Parshat Emor

Parshat Emor continues the theme of holiness of the book of Vayikra with a discussion of the behaviour required from the Cohanim and then moves to the sacred times set aside in our calendar, Shabbat and the festivals. The discussion opens with Shabbat, being the weekly reminder that Hashem rested from the creation, whereas the festivals celebrate our emancipation and the yearly cycle. The Torah opens with the word “moadim” appointed seasons set through the year by the lunar cycle, so it is puzzling as to why Shabbat, is included as the opening gambit.

On Shabbat we are told “the seventh day is a day of sabbath rest, and we are told “You are not to do any work (melacha), wherever you live, it is a sabbath to Hashem.” On the festivals we are told “you will bring an offering to Hashem, and do no manner of servile work (melechet avoda). The holy times of the year are where we come closer to Hashem. Shabbat the day we dedicate and sanctify the world, he created for us, whereas the festivals have been sanctified by Hashem to the remind us of his creation of our nation, Pesach freeing from slavery, Shavuot the giving the Torah and Succot the protection through the wilderness.

R Yehoshua Shapira the head of the Ramat Gan Yeshiva notes the striking contrast. Shabbat has a very spiritual orientation, no work allowed and everything prepared in advance. The festivals however are full of action, food may be cooked, there is a full program of sacrifices and of course, the time to go up in joy to Jerusalem. In the words of R Aaron of Karlin, Shabbat is the time for the pleasure of the soul, all prepared in advance, just like the manna in the wilderness. The festivals are a time of practical joy, full of action, and full of reminders of the yearly cycle of agriculture, working on the land that Hashem has given us.

The Ramban notes that the festivals were set times to gather at the Temple, but just as Shabbat is everlasting and we celebrate at home, so the festivals are perpetual and can be celebrated everywhere even when without our Temple.
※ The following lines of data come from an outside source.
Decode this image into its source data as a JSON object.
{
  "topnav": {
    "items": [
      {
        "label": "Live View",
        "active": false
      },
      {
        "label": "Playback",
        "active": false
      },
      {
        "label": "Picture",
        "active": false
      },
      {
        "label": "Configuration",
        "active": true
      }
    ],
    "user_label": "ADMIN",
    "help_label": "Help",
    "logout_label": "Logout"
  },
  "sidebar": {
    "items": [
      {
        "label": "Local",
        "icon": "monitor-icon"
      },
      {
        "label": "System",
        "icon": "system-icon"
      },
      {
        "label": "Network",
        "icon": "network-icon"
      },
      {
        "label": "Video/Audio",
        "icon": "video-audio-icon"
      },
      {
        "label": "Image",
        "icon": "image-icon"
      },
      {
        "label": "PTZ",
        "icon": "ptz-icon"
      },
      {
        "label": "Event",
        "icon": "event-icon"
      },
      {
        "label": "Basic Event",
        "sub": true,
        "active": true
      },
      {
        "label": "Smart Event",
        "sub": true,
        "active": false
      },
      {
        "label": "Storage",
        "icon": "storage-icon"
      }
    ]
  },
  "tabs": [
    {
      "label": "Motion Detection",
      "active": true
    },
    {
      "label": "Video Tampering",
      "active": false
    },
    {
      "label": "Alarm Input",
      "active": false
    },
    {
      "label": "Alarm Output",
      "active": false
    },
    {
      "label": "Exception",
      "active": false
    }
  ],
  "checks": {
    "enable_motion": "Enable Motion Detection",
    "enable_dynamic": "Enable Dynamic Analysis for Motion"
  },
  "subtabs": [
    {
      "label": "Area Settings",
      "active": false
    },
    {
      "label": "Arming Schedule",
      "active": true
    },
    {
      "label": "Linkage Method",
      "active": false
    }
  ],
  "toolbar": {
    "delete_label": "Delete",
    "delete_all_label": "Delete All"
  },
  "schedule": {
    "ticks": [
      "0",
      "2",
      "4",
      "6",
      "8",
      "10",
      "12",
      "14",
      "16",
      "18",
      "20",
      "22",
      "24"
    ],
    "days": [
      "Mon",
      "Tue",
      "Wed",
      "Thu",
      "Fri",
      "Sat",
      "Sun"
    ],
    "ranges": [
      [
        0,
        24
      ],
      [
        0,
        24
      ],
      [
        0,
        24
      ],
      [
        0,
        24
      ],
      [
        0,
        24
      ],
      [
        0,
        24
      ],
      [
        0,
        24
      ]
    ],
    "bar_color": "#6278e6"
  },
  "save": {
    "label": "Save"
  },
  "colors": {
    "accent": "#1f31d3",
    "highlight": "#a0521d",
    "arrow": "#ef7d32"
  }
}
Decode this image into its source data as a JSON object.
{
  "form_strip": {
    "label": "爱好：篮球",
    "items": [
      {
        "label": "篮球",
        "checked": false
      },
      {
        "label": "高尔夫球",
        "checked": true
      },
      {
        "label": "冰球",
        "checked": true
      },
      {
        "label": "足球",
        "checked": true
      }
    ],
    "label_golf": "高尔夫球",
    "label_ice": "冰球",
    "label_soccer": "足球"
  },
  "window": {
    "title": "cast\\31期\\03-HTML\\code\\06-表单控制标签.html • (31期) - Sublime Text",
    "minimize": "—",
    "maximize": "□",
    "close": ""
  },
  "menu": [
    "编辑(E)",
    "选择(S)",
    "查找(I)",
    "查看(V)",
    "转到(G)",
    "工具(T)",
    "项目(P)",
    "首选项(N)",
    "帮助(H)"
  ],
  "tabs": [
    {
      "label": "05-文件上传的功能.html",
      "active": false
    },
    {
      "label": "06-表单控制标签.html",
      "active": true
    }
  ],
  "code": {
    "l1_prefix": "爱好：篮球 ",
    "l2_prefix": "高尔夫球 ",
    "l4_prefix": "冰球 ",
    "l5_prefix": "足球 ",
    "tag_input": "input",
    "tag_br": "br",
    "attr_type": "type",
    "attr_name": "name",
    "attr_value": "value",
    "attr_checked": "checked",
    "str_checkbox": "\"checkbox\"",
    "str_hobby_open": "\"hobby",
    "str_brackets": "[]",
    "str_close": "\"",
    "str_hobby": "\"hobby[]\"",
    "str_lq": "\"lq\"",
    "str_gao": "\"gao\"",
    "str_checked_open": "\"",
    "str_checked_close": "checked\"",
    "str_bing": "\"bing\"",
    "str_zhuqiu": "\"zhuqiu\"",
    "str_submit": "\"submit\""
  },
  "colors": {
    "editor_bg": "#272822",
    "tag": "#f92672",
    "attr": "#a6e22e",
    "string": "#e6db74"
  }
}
However, Shabbat returns every seventh day, set by Hashem to sanctify the creation of the world, the cosmic event which encompasses the whole of mankind, a universally accepted concept. On the other hand, our festivals are a reminder of our nation’s redemption their timing set by the nation, by ruling of our court.

The Torah then continues by presenting Rosh Hashana and Yom Kippur, the days of awe, which interestingly combine the elements of the both Shabbat and the festivals. Additionally, in our prayers we bring Hashem closer to us by referring to the divine as our King “Hamelech”. Rosh Hashana is actually termed “shabbaton,” but however “melechet avoda” is allowed as with the festivals, Rosh Hashana is a Shabbat within a festival, with elements of festival joy and the opening of the soul with thoughts of starting afresh. Yom Kippur the pinnacle, of our spiritual year, is termed “Shabbat Shabbaton” as is Shabbat in the opening sentences, but nevertheless with real practical and detailed sacrificial work of the High Priest, with the people celebrating the joy of the High Priest’s success at the close of the day, a festival within a Shabbat.

Rav Shapira from Ramat Gan has a very interesting Yeshivat Hesder (the boys go to the army) with an orientation to teaching chasisdut. My father’s family were Amchiunov Chassidim, a small sect which still exists with a very interesting Rebbe in Jerusalem. So why are we not chassidim like my grandfather. Well, my grandfather got a good shidduch and went to live in a different town far from the Amchinov community. My grandfather had to decide where to send my father to Yeshiva, when he was nine. It was during the first world war and when they asked the Rebbe he told them that my Dad should study near to home in the local Livtak Ashkenazi school, where he even learned Hebrew. Over the years my Dad still loved the Chassidic approach to life.